GResource

GResource is a tool that compiles files (external to the source code) into your app’s executable. By doing so it significantly cuts down on kernel calls, merging it all into the same mmap operations performed by exec(). Swapping it in from the filesystem as needed.

It consists of:

That commandline build tool starts by using GMarkup to parse the XML, and for each file it runs the specified preprocessing tools (plus compression) and reads it into a hashmap. Which is transliterated over into a “GVDB” database which is written into a temp file.

Then it might generate some dependencies build system metadata, before reading those bytes back in to phrase as a C array and wrap in a few functions. Possibly using GConstructor/compiler-specific macros to automatically run them.

Once I have linked in those libraries I can call an API to try loading a named resource from each registered (in a doubly-linked list) GResource VDBE database.
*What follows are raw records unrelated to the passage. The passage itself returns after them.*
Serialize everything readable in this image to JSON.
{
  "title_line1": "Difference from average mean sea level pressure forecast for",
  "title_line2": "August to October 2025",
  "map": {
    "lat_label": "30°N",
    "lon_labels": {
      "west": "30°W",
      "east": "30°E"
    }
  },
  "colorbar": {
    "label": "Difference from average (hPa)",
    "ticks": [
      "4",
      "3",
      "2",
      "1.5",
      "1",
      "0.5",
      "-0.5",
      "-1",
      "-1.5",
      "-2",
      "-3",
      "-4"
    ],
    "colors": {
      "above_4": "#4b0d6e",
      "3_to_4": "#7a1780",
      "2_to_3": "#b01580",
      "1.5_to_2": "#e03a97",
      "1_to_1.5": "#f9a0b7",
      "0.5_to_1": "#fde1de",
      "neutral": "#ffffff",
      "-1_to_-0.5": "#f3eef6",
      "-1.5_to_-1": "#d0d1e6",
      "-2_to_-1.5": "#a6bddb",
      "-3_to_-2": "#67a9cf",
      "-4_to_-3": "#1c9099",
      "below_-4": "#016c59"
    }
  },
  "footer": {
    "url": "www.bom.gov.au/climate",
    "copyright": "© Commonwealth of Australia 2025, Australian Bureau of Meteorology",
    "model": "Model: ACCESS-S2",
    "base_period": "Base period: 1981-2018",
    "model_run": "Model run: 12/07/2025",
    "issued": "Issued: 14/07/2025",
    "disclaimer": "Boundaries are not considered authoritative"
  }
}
Those APIs will then wrap the results in a GBytes or GMemoryInputStream object after applying the optional decompression.

For Odysseus’s templating language I use GBytes, and with that I never have to copy any of the source code to parse it!

Then there’s a concept of of “overlays” which I won’t cover, but are useful during development.

That underlying GVDB database engine (which is also for settings) is essentially a binary data file (again parsed via GBytes) storing a tree of hashmaps. This tree is simultaneously flattened (for file lookups) and linked (for directory listing).

There’s heavy use of pointers as offsets from the file’s start to reduce the need for parsing, and the hashtables of a (partially implemented) bloom filter.

The values are GValue-encoded, but GResource reads it as a sized and flagged array.

GBytes

One simple GLib utility Odysseus templating language, and GCR’s ASN1 parser, uses to aid parsing is GBytes. This wraps an immutable bytearray with a length and reference counting, calling a given callback when that refcount reaches 0.

The benefit is that it makes taking a slice extremely cheap, by creating a new GBytes which dereferences it’s parent.

It only costs some addition/subtraction and a tiny fixed-size allocation, which GLib’s GSlice allocator ensures is fast.